If ‘God Weeps’ About Church Sex Abuse, What Does a Pope Do?

UNITED STATES
Huffington Post

By Jason Berry

WASHINGTON — Before Congress on Thursday, Pope Francis praised Dorothy Day, founder of the Catholic Worker Movement “for her social activism, her passion for justice and for the cause of the oppressed,” likening her faith to “the example of the saints.”

Inspired by Day, Barbara Blaine in the mid 1980s moved into a Catholic Worker House on the South Side of Chicago where women fleeing domestic abuse found safe harbor with their kids. The cavernous floors, long emptied of nuns, housed other young radicals who lived out Day’s witness, working with broken lives, people on the ragged edge, the victims of what Pope Francis calls “the throwaway culture.”

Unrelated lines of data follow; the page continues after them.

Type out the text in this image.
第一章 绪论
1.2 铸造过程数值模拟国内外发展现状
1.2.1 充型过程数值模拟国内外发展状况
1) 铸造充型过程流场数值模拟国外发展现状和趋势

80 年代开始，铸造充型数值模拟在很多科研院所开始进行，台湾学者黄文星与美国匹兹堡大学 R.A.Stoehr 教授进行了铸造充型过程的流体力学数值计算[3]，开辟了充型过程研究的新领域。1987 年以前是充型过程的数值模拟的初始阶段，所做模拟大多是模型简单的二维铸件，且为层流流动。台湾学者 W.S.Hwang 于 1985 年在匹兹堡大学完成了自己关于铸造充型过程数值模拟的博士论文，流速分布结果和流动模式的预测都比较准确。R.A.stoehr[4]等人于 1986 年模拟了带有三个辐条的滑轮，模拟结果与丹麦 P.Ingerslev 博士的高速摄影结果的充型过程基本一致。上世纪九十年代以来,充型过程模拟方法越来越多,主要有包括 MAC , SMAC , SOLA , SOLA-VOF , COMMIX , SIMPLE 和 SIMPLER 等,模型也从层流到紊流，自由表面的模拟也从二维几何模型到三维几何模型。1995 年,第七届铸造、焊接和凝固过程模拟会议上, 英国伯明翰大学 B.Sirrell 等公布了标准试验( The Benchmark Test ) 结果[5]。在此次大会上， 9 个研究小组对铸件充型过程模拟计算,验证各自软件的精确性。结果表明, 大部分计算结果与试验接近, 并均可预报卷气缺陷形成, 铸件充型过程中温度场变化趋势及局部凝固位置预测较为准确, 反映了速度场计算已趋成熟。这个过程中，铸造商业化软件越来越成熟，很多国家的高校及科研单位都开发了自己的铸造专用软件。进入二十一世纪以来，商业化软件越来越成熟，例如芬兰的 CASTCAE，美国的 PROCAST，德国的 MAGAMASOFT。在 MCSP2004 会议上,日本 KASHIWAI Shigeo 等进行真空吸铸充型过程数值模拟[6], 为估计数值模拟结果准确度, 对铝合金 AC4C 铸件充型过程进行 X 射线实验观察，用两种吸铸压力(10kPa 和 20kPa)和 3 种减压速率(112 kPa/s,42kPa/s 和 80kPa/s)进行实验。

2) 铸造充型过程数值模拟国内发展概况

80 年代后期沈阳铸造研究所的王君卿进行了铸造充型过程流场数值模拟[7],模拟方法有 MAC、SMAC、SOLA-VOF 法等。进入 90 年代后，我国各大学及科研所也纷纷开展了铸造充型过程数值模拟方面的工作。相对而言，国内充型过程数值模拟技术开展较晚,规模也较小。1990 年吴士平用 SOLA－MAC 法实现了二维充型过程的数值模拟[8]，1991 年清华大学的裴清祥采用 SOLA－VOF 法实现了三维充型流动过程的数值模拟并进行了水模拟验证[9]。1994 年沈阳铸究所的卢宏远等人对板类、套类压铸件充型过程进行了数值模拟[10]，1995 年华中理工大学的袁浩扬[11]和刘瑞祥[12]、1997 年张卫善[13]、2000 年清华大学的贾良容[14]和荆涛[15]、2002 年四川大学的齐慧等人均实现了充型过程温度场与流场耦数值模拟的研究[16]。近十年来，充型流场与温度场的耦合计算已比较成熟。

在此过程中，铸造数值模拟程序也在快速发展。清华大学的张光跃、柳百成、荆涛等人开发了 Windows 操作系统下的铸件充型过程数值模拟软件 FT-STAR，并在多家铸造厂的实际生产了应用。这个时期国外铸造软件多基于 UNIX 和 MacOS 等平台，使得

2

After the man she loved died in an automobile accident, Blaine began dealing with the traumatic aftershocks of being sexually abused at her Toledo high school by Father Chet Warren. Years later she went after him, won a legal settlement and finally got him defrocked.

The road toward those encounters began when Blaine founded Survivors Network of those Abused by Priests (SNAP) while living in the Catholic Worker House in 1988. SNAP has waged a long battle in helping victims seek legal redress against bishops who concealed sexual predators — and pushing for structural changes to remove negligent bishops.